In the dreamlike “Milk Trio” and “Cream Trio,” however, she set swirly, quasi-balletic moves to classical music against the backdrop of films showing the dancers sleeping peacefully with one another, three to a bed. And she based a three-part duet, “The Sun,” on recorded descriptions by dancers Shari Nyce and Jamie Thompson of their failed affair.

These pieces tested Hysterica in different ways--overtaxing Giraud’s and R.J. Durell’s technical control in the lyrical duet “Man/Child/Woman” and pushing Nyce and Thompson beyond their expressive range in the “Sun” duets.

However this last failure seemed partly conceptual: In words and movement, the Nyce/Thompson relationship always seemed overly cute and even illusory, depending too much on glossy partnering cliches in the depiction of its finest hour to matter much when it ended. Nor did Thompson’s neo-Romantic pursuit of Sara Storrie in “The Moon” lead to any deeper vision. McNamee easily plugs into multiple mind-sets these days, but it’s a loss that she no longer claims one as her own.

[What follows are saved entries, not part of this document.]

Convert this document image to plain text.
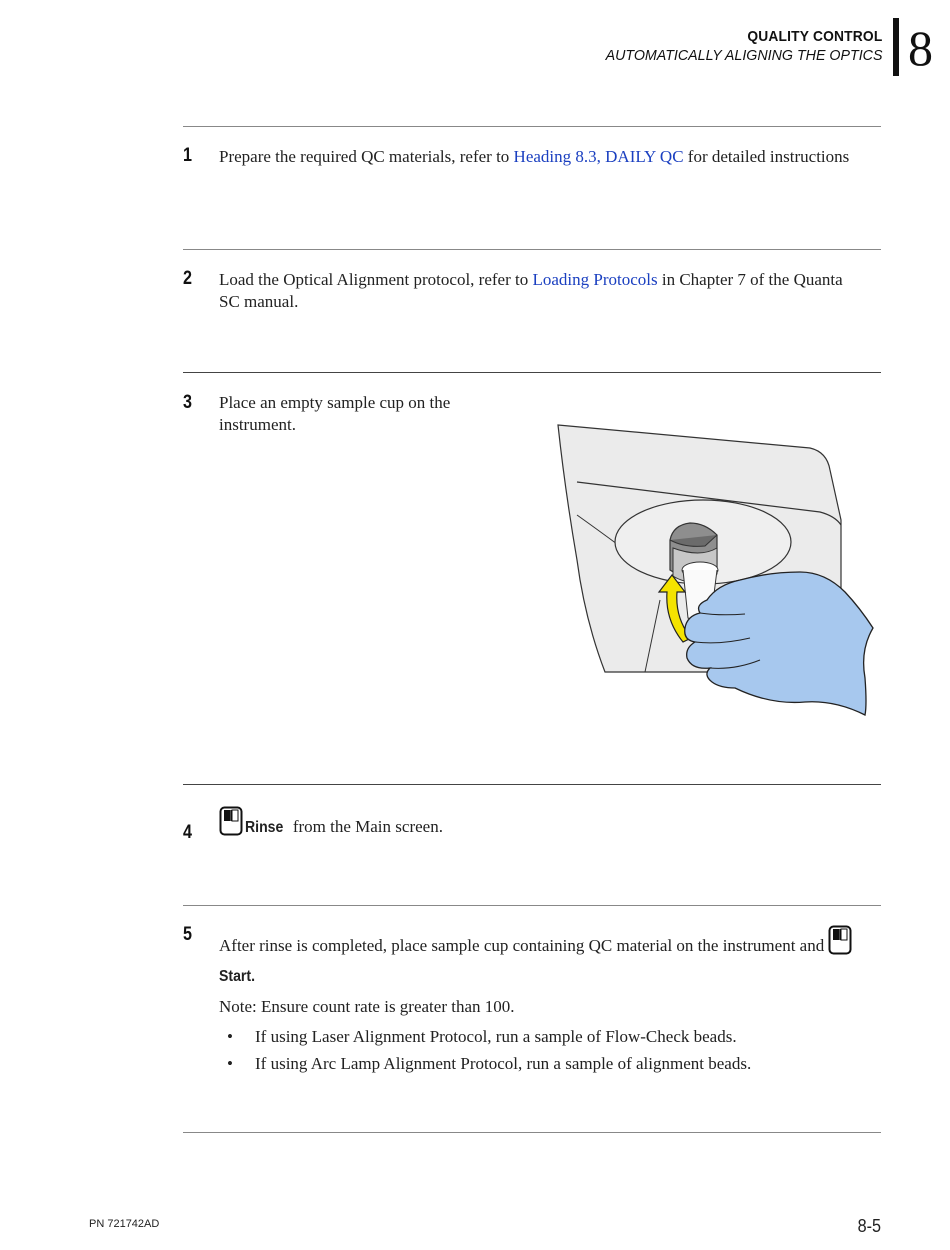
QUALITY CONTROL
AUTOMATICALLY ALIGNING THE OPTICS 8
1 Prepare the required QC materials, refer to Heading 8.3, DAILY QC for detailed instructions
2 Load the Optical Alignment protocol, refer to Loading Protocols in Chapter 7 of the Quanta SC manual.
3 Place an empty sample cup on the instrument.
4	Rinse from the Main screen.
5
After rinse is completed, place sample cup containing QC material on the instrument and Start.
Note: Ensure count rate is greater than 100.
• If using Laser Alignment Protocol, run a sample of Flow-Check beads.
• If using Arc Lamp Alignment Protocol, run a sample of alignment beads.
PN 721742AD	8-5
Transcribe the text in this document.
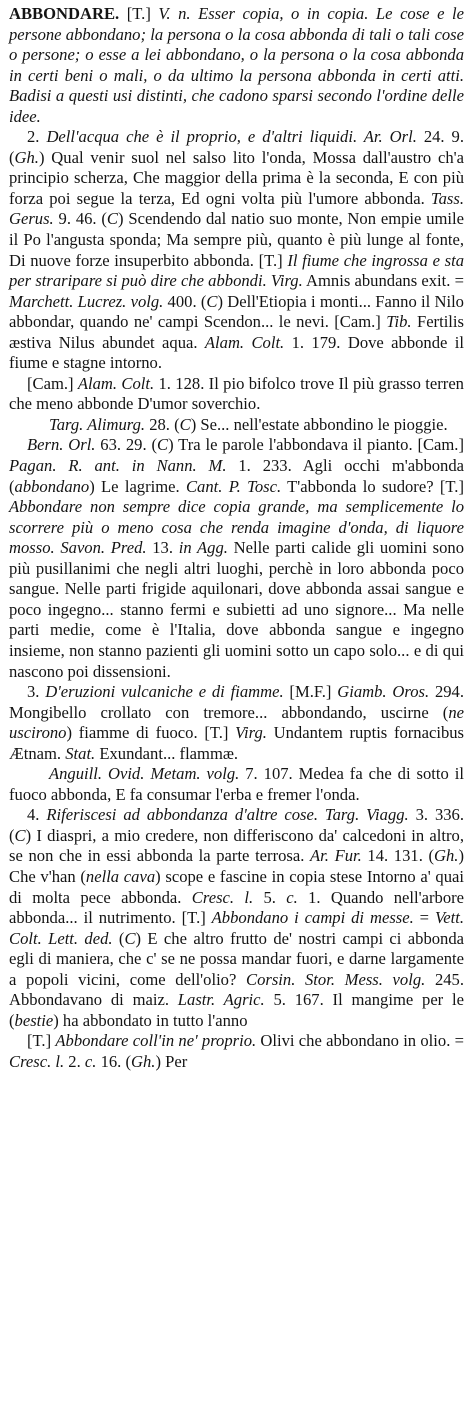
ABBONDARE. [T.] V. n. Esser copia, o in copia. Le cose e le persone abbondano; la persona o la cosa abbonda di tali o tali cose o persone; o esse a lei abbondano, o la persona o la cosa abbonda in certi beni o mali, o da ultimo la persona abbonda in certi atti. Badisi a questi usi distinti, che cadono sparsi secondo l'ordine delle idee.

2. Dell'acqua che è il proprio, e d'altri liquidi. Ar. Orl. 24. 9. (Gh.) Qual venir suol nel salso lito l'onda, Mossa dall'austro ch'a principio scherza, Che maggior della prima è la seconda, E con più forza poi segue la terza, Ed ogni volta più l'umore abbonda. Tass. Gerus. 9. 46. (C) Scendendo dal natio suo monte, Non empie umile il Po l'angusta sponda; Ma sempre più, quanto è più lunge al fonte, Di nuove forze insuperbito abbonda. [T.] Il fiume che ingrossa e sta per straripare si può dire che abbondi. Virg. Amnis abundans exit. = Marchett. Lucrez. volg. 400. (C) Dell'Etiopia i monti... Fanno il Nilo abbondar, quando ne' campi Scendon... le nevi. [Cam.] Tib. Fertilis æstiva Nilus abundet aqua. Alam. Colt. 1. 179. Dove abbonde il fiume e stagne intorno.

[Cam.] Alam. Colt. 1. 128. Il pio bifolco trove Il più grasso terren che meno abbonde D'umor soverchio.

Targ. Alimurg. 28. (C) Se... nell'estate abbondino le pioggie.

Bern. Orl. 63. 29. (C) Tra le parole l'abbondava il pianto. [Cam.] Pagan. R. ant. in Nann. M. 1. 233. Agli occhi m'abbonda (abbondano) Le lagrime. Cant. P. Tosc. T'abbonda lo sudore? [T.] Abbondare non sempre dice copia grande, ma semplicemente lo scorrere più o meno cosa che renda imagine d'onda, di liquore mosso. Savon. Pred. 13. in Agg. Nelle parti calide gli uomini sono più pusillanimi che negli altri luoghi, perchè in loro abbonda poco sangue. Nelle parti frigide aquilonari, dove abbonda assai sangue e poco ingegno... stanno fermi e subietti ad uno signore... Ma nelle parti medie, come è l'Italia, dove abbonda sangue e ingegno insieme, non stanno pazienti gli uomini sotto un capo solo... e di qui nascono poi dissensioni.

3. D'eruzioni vulcaniche e di fiamme. [M.F.] Giamb. Oros. 294. Mongibello crollato con tremore... abbondando, uscirne (ne uscirono) fiamme di fuoco. [T.] Virg. Undantem ruptis fornacibus Ætnam. Stat. Exundant... flammæ.

Anguill. Ovid. Metam. volg. 7. 107. Medea fa che di sotto il fuoco abbonda, E fa consumar l'erba e fremer l'onda.

4. Riferiscesi ad abbondanza d'altre cose. Targ. Viagg. 3. 336. (C) I diaspri, a mio credere, non differiscono da' calcedoni in altro, se non che in essi abbonda la parte terrosa. Ar. Fur. 14. 131. (Gh.) Che v'han (nella cava) scope e fascine in copia stese Intorno a' quai di molta pece abbonda. Cresc. l. 5. c. 1. Quando nell'arbore abbonda... il nutrimento. [T.] Abbondano i campi di messe. = Vett. Colt. Lett. ded. (C) E che altro frutto de' nostri campi ci abbonda egli di maniera, che c' se ne possa mandar fuori, e darne largamente a popoli vicini, come dell'olio? Corsin. Stor. Mess. volg. 245. Abbondavano di maiz. Lastr. Agric. 5. 167. Il mangime per le (bestie) ha abbondato in tutto l'anno

[T.] Abbondare coll'in ne' proprio. Olivi che abbondano in olio. = Cresc. l. 2. c. 16. (Gh.) Per
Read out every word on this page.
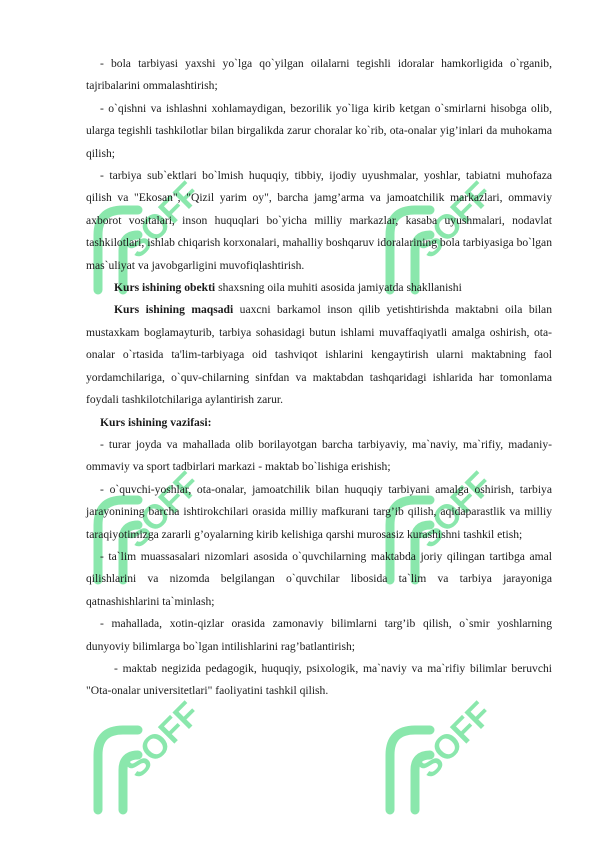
SOFF	SOFF
SOFF	SOFF
SOFF	SOFF

- bola tarbiyasi yaxshi yo`lga qo`yilgan oilalarni tegishli idoralar hamkorligida o`rganib, tajribalarini ommalashtirish;

- o`qishni va ishlashni xohlamaydigan, bezorilik yo`liga kirib ketgan o`smirlarni hisobga olib, ularga tegishli tashkilotlar bilan birgalikda zarur choralar ko`rib, ota-onalar yig’inlari da muhokama qilish;

- tarbiya sub`ektlari bo`lmish huquqiy, tibbiy, ijodiy uyushmalar, yoshlar, tabiatni muhofaza qilish va "Ekosan", "Qizil yarim oy", barcha jamg’arma va jamoatchilik markazlari, ommaviy axborot vositalari, inson huquqlari bo`yicha milliy markazlar, kasaba uyushmalari, nodavlat tashkilotlari, ishlab chiqarish korxonalari, mahalliy boshqaruv idoralarining bola tarbiyasiga bo`lgan mas`uliyat va javobgarligini muvofiqlashtirish.

Kurs ishining obekti shaxsning oila muhiti asosida jamiyatda shakllanishi

Kurs ishining maqsadi uaxcni barkamol inson qilib yetishtirishda maktabni oila bilan mustaxkam boglamayturib, tarbiya sohasidagi butun ishlami muvaffaqiyatli amalga oshirish, ota-onalar o`rtasida ta'lim-tarbiyaga oid tashviqot ishlarini kengaytirish ularni maktabning faol yordamchilariga, o`quv-chilarning sinfdan va maktabdan tashqaridagi ishlarida har tomonlama foydali tashkilotchilariga aylantirish zarur.

Kurs ishining vazifasi:

- turar joyda va mahallada olib borilayotgan barcha tarbiyaviy, ma`naviy, ma`rifiy, madaniy-ommaviy va sport tadbirlari markazi - maktab bo`lishiga erishish;

- o`quvchi-yoshlar, ota-onalar, jamoatchilik bilan huquqiy tarbiyani amalga oshirish, tarbiya jarayonining barcha ishtirokchilari orasida milliy mafkurani targ’ib qilish, aqidaparastlik va milliy taraqiyotimizga zararli g’oyalarning kirib kelishiga qarshi murosasiz kurashishni tashkil etish;

- ta`lim muassasalari nizomlari asosida o`quvchilarning maktabda joriy qilingan tartibga amal qilishlarini va nizomda belgilangan o`quvchilar libosida ta`lim va tarbiya jarayoniga qatnashishlarini ta`minlash;

- mahallada, xotin-qizlar orasida zamonaviy bilimlarni targ’ib qilish, o`smir yoshlarning dunyoviy bilimlarga bo`lgan intilishlarini rag’batlantirish;

- maktab negizida pedagogik, huquqiy, psixologik, ma`naviy va ma`rifiy bilimlar beruvchi "Ota-onalar universitetlari" faoliyatini tashkil qilish.
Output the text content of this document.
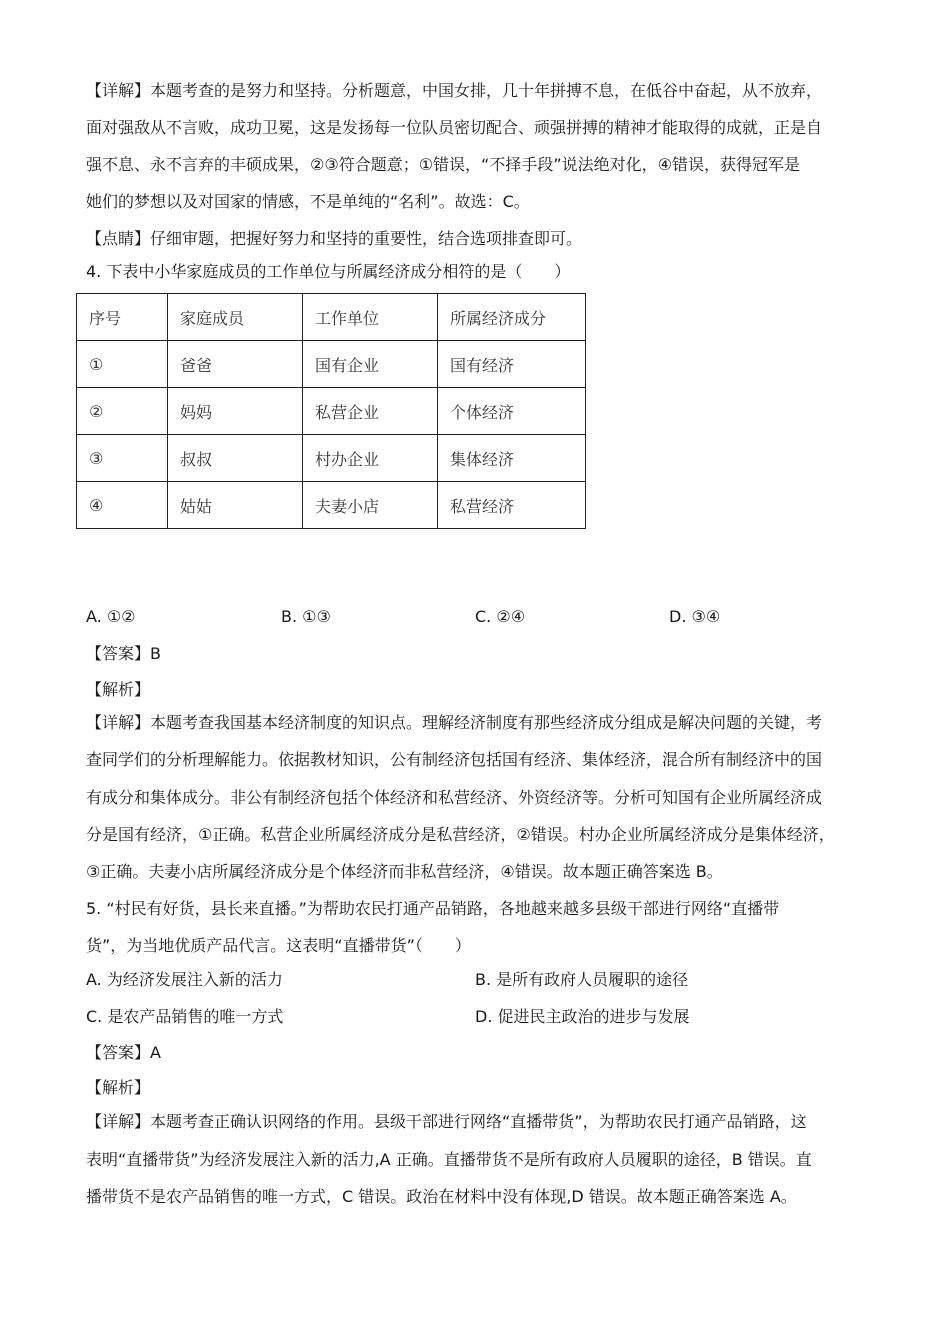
【详解】本题考查的是努力和坚持。分析题意，中国女排，几十年拼搏不息，在低谷中奋起，从不放弃，
面对强敌从不言败，成功卫冕，这是发扬每一位队员密切配合、顽强拼搏的精神才能取得的成就，正是自
强不息、永不言弃的丰硕成果，②③符合题意；①错误，“不择手段”说法绝对化，④错误，获得冠军是
她们的梦想以及对国家的情感，不是单纯的“名利”。故选：C。
【点睛】仔细审题，把握好努力和坚持的重要性，结合选项排查即可。
4. 下表中小华家庭成员的工作单位与所属经济成分相符的是（　　）
序号	家庭成员	工作单位	所属经济成分
①	爸爸	国有企业	国有经济
②	妈妈	私营企业	个体经济
③	叔叔	村办企业	集体经济
④	姑姑	夫妻小店	私营经济
A. ①②	B. ①③	C. ②④	D. ③④
【答案】B
【解析】
【详解】本题考查我国基本经济制度的知识点。理解经济制度有那些经济成分组成是解决问题的关键，考
查同学们的分析理解能力。依据教材知识，公有制经济包括国有经济、集体经济，混合所有制经济中的国
有成分和集体成分。非公有制经济包括个体经济和私营经济、外资经济等。分析可知国有企业所属经济成
分是国有经济，①正确。私营企业所属经济成分是私营经济，②错误。村办企业所属经济成分是集体经济，
③正确。夫妻小店所属经济成分是个体经济而非私营经济，④错误。故本题正确答案选 B。
5. “村民有好货，县长来直播。”为帮助农民打通产品销路，各地越来越多县级干部进行网络“直播带
货”，为当地优质产品代言。这表明“直播带货”（　　）
A. 为经济发展注入新的活力	B. 是所有政府人员履职的途径
C. 是农产品销售的唯一方式	D. 促进民主政治的进步与发展
【答案】A
【解析】
【详解】本题考查正确认识网络的作用。县级干部进行网络“直播带货”，为帮助农民打通产品销路，这
表明“直播带货”为经济发展注入新的活力,A 正确。直播带货不是所有政府人员履职的途径，B 错误。直
播带货不是农产品销售的唯一方式，C 错误。政治在材料中没有体现,D 错误。故本题正确答案选 A。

Besides embellishing the two lactose trios, clever films by Kenneth Hughes offered ultra-close-ups of Hysterica personnel, collages of found objects, animals and vistas--plus, in “Mr. Freeway,” a cherishable vision of a Southland jogger transfixed by love.

Music by Tim Labor provided a lush wash of textures and colors in half the pieces. In addition to the dancers listed, the company included Bubba Carr, master of introspective riffs in the solo “Changeling.”